Let’s explore some of the trends he discussed.

AI is omnipresent

Bernard says: In 10 years’ time, with the advances we’re seeing in natural language processing and speech generation, voice control could become our default method of interacting with machines. We’re already used to speaking to machines like Alexa or Siri, even though the experience can be shaky and limited. But with natural language processing taking over, by 2034, it will seem completely humdrum to have natural, flowing conversations with technology. 

This is where AI will become entirely immersed into our lives. I fully expect the idea of our own personal digital assistants to be normalized over this timeframe. Why waste time booking a flight when you can explain what you need and then leave your personal assistant to go ahead and work on it?
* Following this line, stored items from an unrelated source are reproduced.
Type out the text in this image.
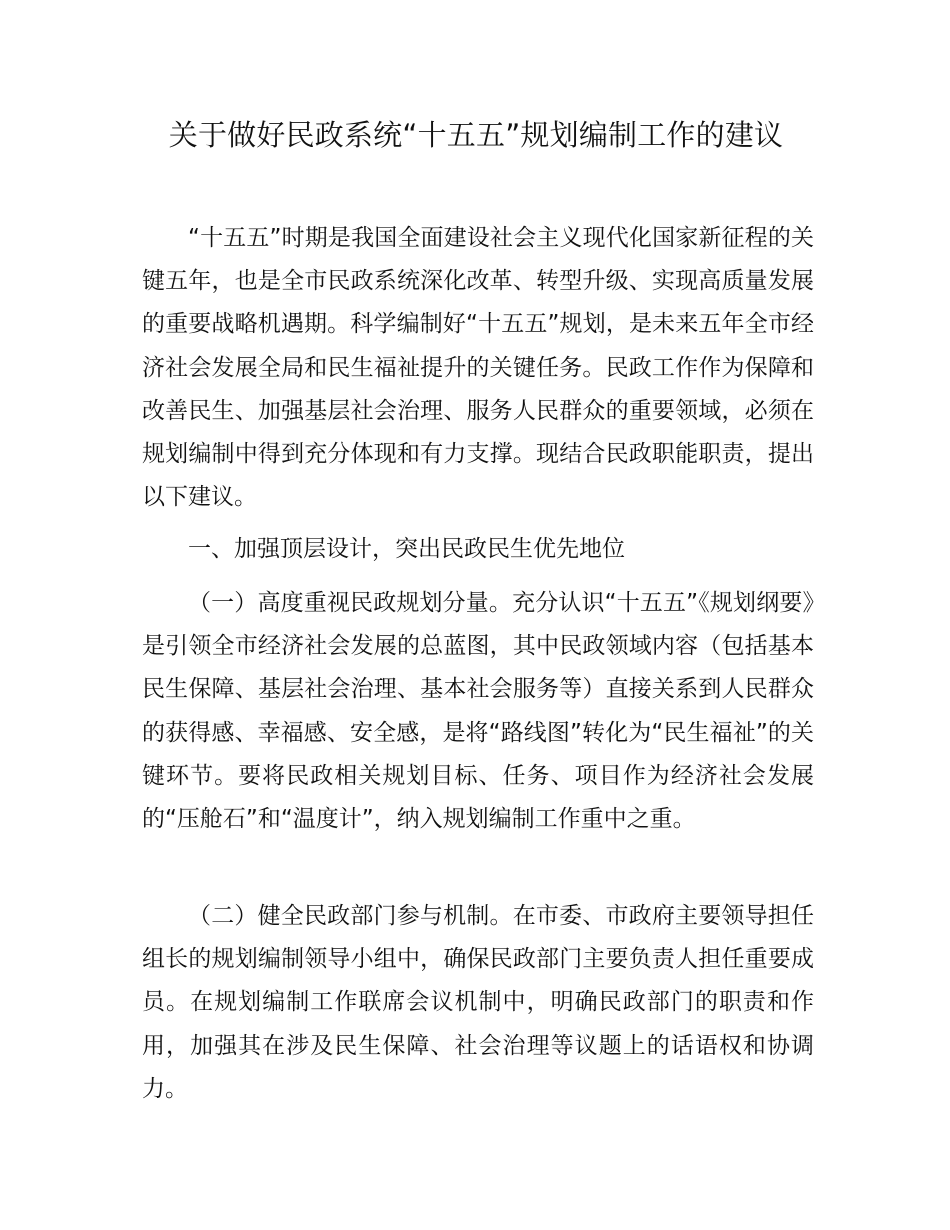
关于做好民政系统“十五五”规划编制工作的建议

“十五五”时期是我国全面建设社会主义现代化国家新征程的关键五年，也是全市民政系统深化改革、转型升级、实现高质量发展的重要战略机遇期。科学编制好“十五五”规划，是未来五年全市经济社会发展全局和民生福祉提升的关键任务。民政工作作为保障和改善民生、加强基层社会治理、服务人民群众的重要领域，必须在规划编制中得到充分体现和有力支撑。现结合民政职能职责，提出以下建议。

一、加强顶层设计，突出民政民生优先地位

（一）高度重视民政规划分量。充分认识“十五五”《规划纲要》是引领全市经济社会发展的总蓝图，其中民政领域内容（包括基本民生保障、基层社会治理、基本社会服务等）直接关系到人民群众的获得感、幸福感、安全感，是将“路线图”转化为“民生福祉”的关键环节。要将民政相关规划目标、任务、项目作为经济社会发展的“压舱石”和“温度计”，纳入规划编制工作重中之重。

（二）健全民政部门参与机制。在市委、市政府主要领导担任组长的规划编制领导小组中，确保民政部门主要负责人担任重要成员。在规划编制工作联席会议机制中，明确民政部门的职责和作用，加强其在涉及民生保障、社会治理等议题上的话语权和协调力。
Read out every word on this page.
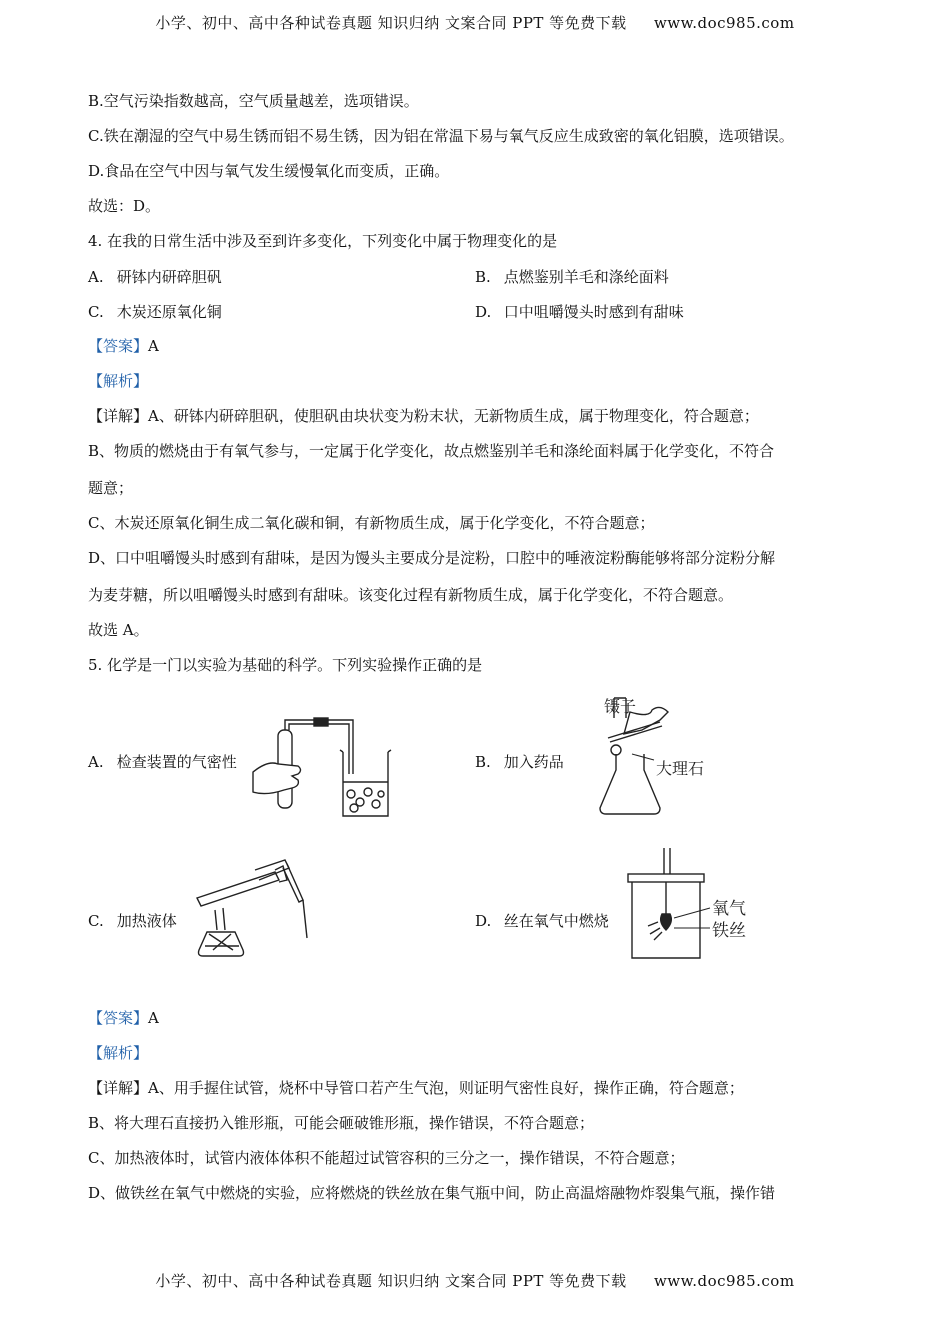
小学、初中、高中各种试卷真题 知识归纳 文案合同 PPT 等免费下载 www.doc985.com
B.空气污染指数越高，空气质量越差，选项错误。
C.铁在潮湿的空气中易生锈而铝不易生锈，因为铝在常温下易与氧气反应生成致密的氧化铝膜，选项错误。
D.食品在空气中因与氧气发生缓慢氧化而变质，正确。
故选：D。
4. 在我的日常生活中涉及至到许多变化，下列变化中属于物理变化的是
A. 研钵内研碎胆矾	B. 点燃鉴别羊毛和涤纶面料
C. 木炭还原氧化铜	D. 口中咀嚼馒头时感到有甜味
【答案】A
【解析】
【详解】A、研钵内研碎胆矾，使胆矾由块状变为粉末状，无新物质生成，属于物理变化，符合题意；
B、物质的燃烧由于有氧气参与，一定属于化学变化，故点燃鉴别羊毛和涤纶面料属于化学变化，不符合
题意；
C、木炭还原氧化铜生成二氧化碳和铜，有新物质生成，属于化学变化，不符合题意；
D、口中咀嚼馒头时感到有甜味，是因为馒头主要成分是淀粉，口腔中的唾液淀粉酶能够将部分淀粉分解
为麦芽糖，所以咀嚼馒头时感到有甜味。该变化过程有新物质生成，属于化学变化，不符合题意。
故选 A。
5. 化学是一门以实验为基础的科学。下列实验操作正确的是
A. 检查装置的气密性	B. 加入药品
C. 加热液体	D. 丝在氧气中燃烧
镊子
大理石
氧气
铁丝
【答案】A
【解析】
【详解】A、用手握住试管，烧杯中导管口若产生气泡，则证明气密性良好，操作正确，符合题意；
B、将大理石直接扔入锥形瓶，可能会砸破锥形瓶，操作错误，不符合题意；
C、加热液体时，试管内液体体积不能超过试管容积的三分之一，操作错误，不符合题意；
D、做铁丝在氧气中燃烧的实验，应将燃烧的铁丝放在集气瓶中间，防止高温熔融物炸裂集气瓶，操作错
小学、初中、高中各种试卷真题 知识归纳 文案合同 PPT 等免费下载 www.doc985.com
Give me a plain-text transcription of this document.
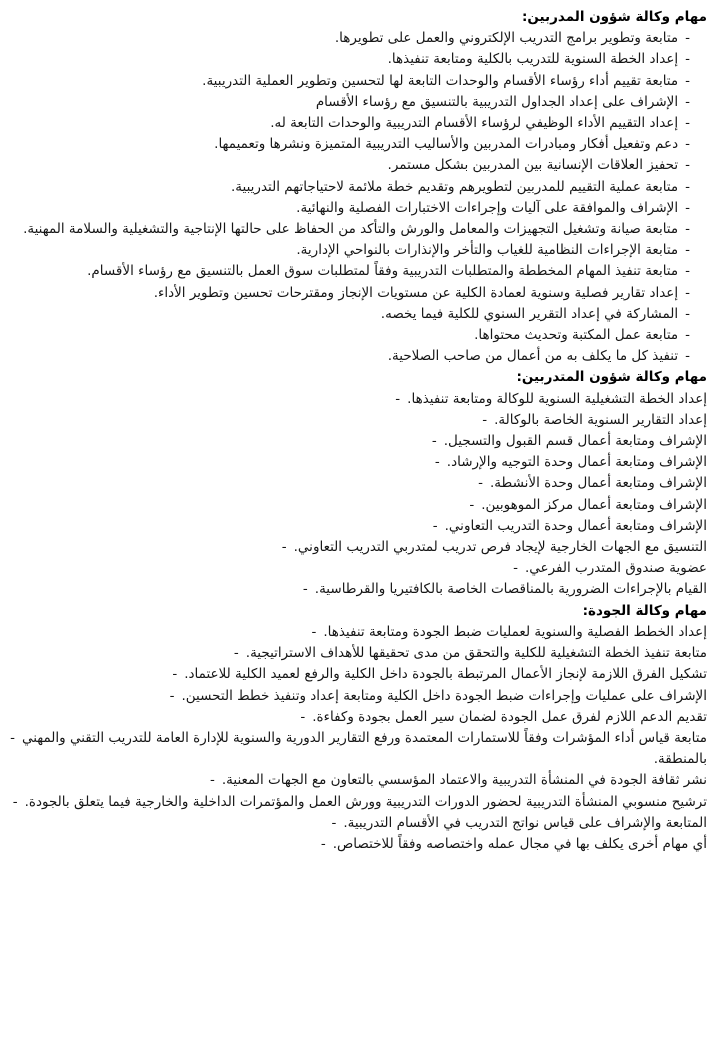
مهام وكالة شؤون المدربين:
-متابعة وتطوير برامج التدريب الإلكتروني والعمل على تطويرها.
-إعداد الخطة السنوية للتدريب بالكلية ومتابعة تنفيذها.
-متابعة تقييم أداء رؤساء الأقسام والوحدات التابعة لها لتحسين وتطوير العملية التدريبية.
-الإشراف على إعداد الجداول التدريبية بالتنسيق مع رؤساء الأقسام
-إعداد التقييم الأداء الوظيفي لرؤساء الأقسام التدريبية والوحدات التابعة له.
-دعم وتفعيل أفكار ومبادرات المدربين والأساليب التدريبية المتميزة ونشرها وتعميمها.
-تحفيز العلاقات الإنسانية بين المدربين بشكل مستمر.
-متابعة عملية التقييم للمدربين لتطويرهم وتقديم خطة ملائمة لاحتياجاتهم التدريبية.
-الإشراف والموافقة على آليات وإجراءات الاختبارات الفصلية والنهائية.
-متابعة صيانة وتشغيل التجهيزات والمعامل والورش والتأكد من الحفاظ على حالتها الإنتاجية والتشغيلية والسلامة المهنية.
-متابعة الإجراءات النظامية للغياب والتأخر والإنذارات بالنواحي الإدارية.
-متابعة تنفيذ المهام المخططة والمتطلبات التدريبية وفقاً لمتطلبات سوق العمل بالتنسيق مع رؤساء الأقسام.
-إعداد تقارير فصلية وسنوية لعمادة الكلية عن مستويات الإنجاز ومقترحات تحسين وتطوير الأداء.
-المشاركة في إعداد التقرير السنوي للكلية فيما يخصه.
-متابعة عمل المكتبة وتحديث محتواها.
-تنفيذ كل ما يكلف به من أعمال من صاحب الصلاحية.
مهام وكالة شؤون المتدربين:
- إعداد الخطة التشغيلية السنوية للوكالة ومتابعة تنفيذها.
- إعداد التقارير السنوية الخاصة بالوكالة.
- الإشراف ومتابعة أعمال قسم القبول والتسجيل.
- الإشراف ومتابعة أعمال وحدة التوجيه والإرشاد.
- الإشراف ومتابعة أعمال وحدة الأنشطة.
- الإشراف ومتابعة أعمال مركز الموهوبين.
- الإشراف ومتابعة أعمال وحدة التدريب التعاوني.
- التنسيق مع الجهات الخارجية لإيجاد فرص تدريب لمتدربي التدريب التعاوني.
- عضوية صندوق المتدرب الفرعي.
- القيام بالإجراءات الضرورية بالمناقصات الخاصة بالكافتيريا والقرطاسية.
مهام وكالة الجودة:
- إعداد الخطط الفصلية والسنوية لعمليات ضبط الجودة ومتابعة تنفيذها.
- متابعة تنفيذ الخطة التشغيلية للكلية والتحقق من مدى تحقيقها للأهداف الاستراتيجية.
- تشكيل الفرق اللازمة لإنجاز الأعمال المرتبطة بالجودة داخل الكلية والرفع لعميد الكلية للاعتماد.
- الإشراف على عمليات وإجراءات ضبط الجودة داخل الكلية ومتابعة إعداد وتنفيذ خطط التحسين.
- تقديم الدعم اللازم لفرق عمل الجودة لضمان سير العمل بجودة وكفاءة.
- متابعة قياس أداء المؤشرات وفقاً للاستمارات المعتمدة ورفع التقارير الدورية والسنوية للإدارة العامة للتدريب التقني والمهني بالمنطقة.
- نشر ثقافة الجودة في المنشأة التدريبية والاعتماد المؤسسي بالتعاون مع الجهات المعنية.
- ترشيح منسوبي المنشأة التدريبية لحضور الدورات التدريبية وورش العمل والمؤتمرات الداخلية والخارجية فيما يتعلق بالجودة.
- المتابعة والإشراف على قياس نواتج التدريب في الأقسام التدريبية.
- أي مهام أخرى يكلف بها في مجال عمله واختصاصه وفقاً للاختصاص.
This idea of just talking to computer systems and interacting with them in much more detail does raise some ethical questions about how we will continue to interact with people. Would we expect a doctor to be a human that completed medical training years earlier or would we prefer an always-updated AI?

Will therapy discussions take place entirely with AI? What about if a large number of people prefer AI friends and romantic partnerships to the struggle of a real relationship?

There are many benefits to AI becoming entirely immersive and easy to use, but it could also have some very profound effects on how humans relate to other people.

Digital Lives

Bernard says: …the differentiation between the online, digital world and the offline, physical world may start to fade. The concept of the “metaverse” may have fallen somewhat out of fashion in recent years thanks to the excitement over generative AI. But make no mistake, the concept – that our digital experiences will be just as important and consequential as our offline lives – is still just as true.

I believe the failure of the metaverse concept was how it was suggested that this would be the default place where people spend most of their time. Perhaps this may be true in future, but it certainly is not today. Nobody is arriving home from work and deciding that they want to spend the next few hours in a virtual game of table tennis. Yet this is how it was pictured.

I think this concept will really catch on as companies continue to embrace the post-pandemic trend to build hybrid teams that can work from home as well as working from a corporate office. By creating a virtual office, that everyone attends, we can bring entire teams together to recreate a personal experience virtually.

Biotech transformation

Bernard says: Advances in gene editing technologies like CRISPR-Cas9 may have made it possible to correct many genetic disorders before birth. This could reduce the prevalence of many hereditary diseases like muscular dystrophy or cystic fibrosis. It could even reduce the overall genetic predisposition to negative effects of high cholesterol or blood pressure. The societal impacts of this could be huge, including extended human lifespans.

I think the really important point here is that most healthcare can switch to being proactive rather than reactive. If we monitor our health all the time using devices then we can be alerted to any abnormality – rather than just waiting until we get sick and then going to a hospital.

In future, it would be unlikely for a patient to show up at hospital feeling ill and then to find that their cancer is terminal because it was untreated. If the patient were being monitored, then they would have been checked in detail the moment that a tumor was detected.

This has the potential to drastically reduce the cost of healthcare and also to increase lifespans, but there is also a danger that this concept of proactivity may only be available to those who can afford it.